For positive integer $n$, why is $\lfloor \log_{10}(2^n)\rfloor + \lfloor \log_{10}(5^n)\rfloor + 2 = n+1$?

This question comes from counting the number of digits of $10^n$ in terms of the number of digits of $2^n$ and $5^n$. Number of digits of $10^n$ is $n+1$ which equals to the sum of the number of digits of $2^n$ and $5^n$. I know that the number of digits of a positive integer $x$ is $\lfloor \log_{10}(x)\rfloor + 1$.

Using programming, I've checked that this is true for $n$ less than $100$.

Answer 1

$\lfloor{\log_{10}(2^n)}\rfloor = \lfloor{\log_{10}(10^n) - \log_{10}(5^n)}\rfloor = n + \lfloor{ - \log_{10}(5^n)}\rfloor = n - \lfloor{\log_{10}(5^n)}\rfloor - 1$

So:

$\lfloor{\log_{10}(2^n)}\rfloor + \lfloor{\log_{10}(5^n)}\rfloor + 2 = n - \lfloor{\log_{10}(5^n)}\rfloor - 1 + \lfloor{\log_{10}(5^n)}\rfloor + 2 = n + 1$

Answer 2

Consider $\lfloor n\log_{10}2\rfloor+\lfloor n\log_{10}5\rfloor+1$. Since $\log_{10}2$ and $\log_{10}5$ are irrational we can replace each floor by a ceiling and a $-1$, i.e. it is equal to $$\lceil n\log_{10}2\rceil+\lceil n\log_{10}5\rceil-1$$ Now we have the following inequalities for any $x,y$: $$\lfloor x+y\rfloor\le\lfloor x\rfloor+\lfloor y\rfloor+1$$ $$\lceil x\rceil+\lceil y\rceil-1\le\lceil x+y\rceil$$ This bounds $\lfloor n\log_{10}2\rfloor+\lfloor n\log_{10}5\rfloor+1$ from below by $\lfloor n(\log_{10}2+\log_{10}5)\rfloor=n$ and from above by $\lceil n(\log_{10}2+\log_{10}5)\rceil=n$, so $$\lfloor n\log_{10}2\rfloor+\lfloor n\log_{10}5\rfloor+1=n\ \forall n\in\mathbb Z^+$$ Putting the multipliers $n$ in the logs and adding $1$ to both sides gives the desired identity.

Answer 3

We can first do the steps that are obvious: rearranging. This would give us $\left \lfloor{\log_{10}(2^n)}\right \rfloor+\left \lfloor{\log_{10}(5^n)}\right \rfloor=n-1$. Using logrithm properties, we can simplify that to $\left \lfloor{n\log_{10}(2)}\right \rfloor+\left \lfloor{n\log_{10}(5)}\right \rfloor=n-1$.

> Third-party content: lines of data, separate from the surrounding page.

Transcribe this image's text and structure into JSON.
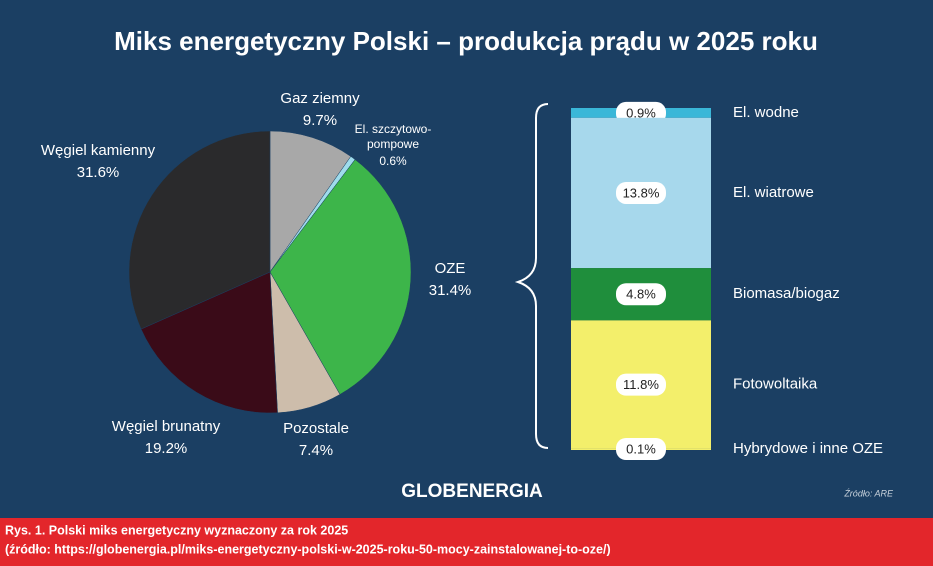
{
  "chart_data": [
    {
      "type": "pie",
      "title": "Miks energetyczny Polski – produkcja prądu w 2025 roku",
      "categories": [
        "Gaz ziemny",
        "El. szczytowo-pompowe",
        "OZE",
        "Pozostale",
        "Węgiel brunatny",
        "Węgiel kamienny"
      ],
      "values": [
        9.7,
        0.6,
        31.4,
        7.4,
        19.2,
        31.6
      ],
      "value_labels": [
        "9.7%",
        "0.6%",
        "31.4%",
        "7.4%",
        "19.2%",
        "31.6%"
      ],
      "colors": [
        "#a8a8a8",
        "#9fdcec",
        "#3db54a",
        "#cdbdab",
        "#3a0b18",
        "#2a2a2c"
      ]
    },
    {
      "type": "stacked_bar",
      "series": [
        {
          "name": "El. wodne",
          "color": "#3ab7d8",
          "values": [
            0.9
          ],
          "value_labels": [
            "0.9%"
          ]
        },
        {
          "name": "El. wiatrowe",
          "color": "#a7d8ec",
          "values": [
            13.8
          ],
          "value_labels": [
            "13.8%"
          ]
        },
        {
          "name": "Biomasa/biogaz",
          "color": "#1f8e3c",
          "values": [
            4.8
          ],
          "value_labels": [
            "4.8%"
          ]
        },
        {
          "name": "Fotowoltaika",
          "color": "#f3ef6b",
          "values": [
            11.8
          ],
          "value_labels": [
            "11.8%"
          ]
        },
        {
          "name": "Hybrydowe i inne OZE",
          "color": "#f3ef6b",
          "values": [
            0.1
          ],
          "value_labels": [
            "0.1%"
          ]
        }
      ]
    }
  ],
  "brand": "GLOBENERGIA",
  "source": "Źródło: ARE",
  "caption": {
    "line1": "Rys. 1. Polski miks energetyczny wyznaczony za rok 2025",
    "line2": "(źródło: https://globenergia.pl/miks-energetyczny-polski-w-2025-roku-50-mocy-zainstalowanej-to-oze/)"
  }
}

Let's first consider something easier, without the floor function. That would bring up this equation: $n\log_{10}(2)+n\log_{10}(5)=n\log_{10}(2\cdot5)=n\log_{10}(10)=n$.

Let's get back to our original problem. We can first estimate the constant terms. $\log_{10}(2)\approx0.3010$ and $\log_{10}(5)\approx1-0.3010=0.6970$. Since both of the numbers are irrational, any positive integer $n$ multiplied by that would still result in an irrational number. Thus, both of the terms in the floor functions are not integers.

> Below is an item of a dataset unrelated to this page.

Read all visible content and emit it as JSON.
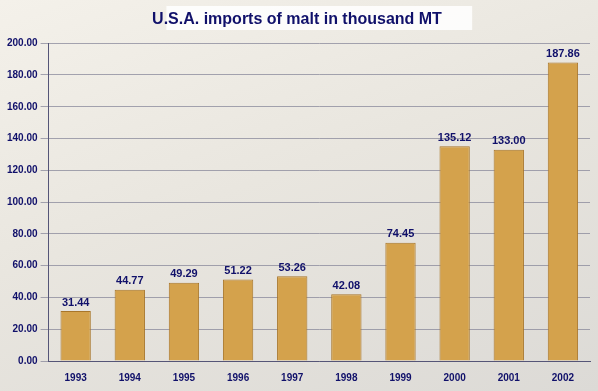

The floor function gets rid of the decimal part of a number, thus, it can subtract less than $2$ with two floor functions added. ($(0.999+0.999)-(\left \lfloor{0.999}\right \rfloor+\left \lfloor{0.999}\right \rfloor)<2$). Since they are both irrational, the floor function cannot subtract $0$ either. Thus, $$n-2<\left \lfloor{\log_{10}(2^n)}\right \rfloor+\left \lfloor{\log_{10}(5^n)}\right \rfloor<n\textrm{ and }n\in\mathbb{Z}^+$$ Therefore, we get that $\left \lfloor{\log_{10}(2^n)}\right \rfloor+\left \lfloor{\log_{10}(5^n)}\right \rfloor+2=n+1$.

Answer 4

There is a slightly more general result:

Claim 1: Let $a$ and $b$ be 2 positive nonintegral reals satisfying $a+b=n$ for some natural number $n$. Then $$\lfloor a \rfloor + \lfloor b\rfloor =n-1.$$

To see this, note that as $a+b$ is integral, it follows that $(a-\lfloor a \rfloor) + (b-\lfloor b \rfloor)$ must also be integral, and as $a$ and $b$ are each not integral, it follows that each of $(a-\lfloor a \rfloor)$, $(b -\lfloor b \rfloor)$ must be strictly between $0$ and $1$, and so the sum must be strictly between $0$ and $2$. So as this sum still must be integral, it follows that this sum must be $1$, which gives $$(a-\lfloor a \rfloor) + (b-\lfloor b \rfloor) =1,$$ and therefore $$\lfloor a \rfloor + \lfloor b \rfloor = (a+b)-1=n-1.$$ $\surd$

So let $a \doteq \log_{10}(2^n)$ and $b\doteq \log_{10}(5^n)$; $n$ integral, note that $a$ and $b$ are each nonintegral [why is that] and $$a+b = \log_{10}(5^n)+\log_{10}(2^n) =\log_{10}10^n = n.$$

Can you finish then using Claim 1?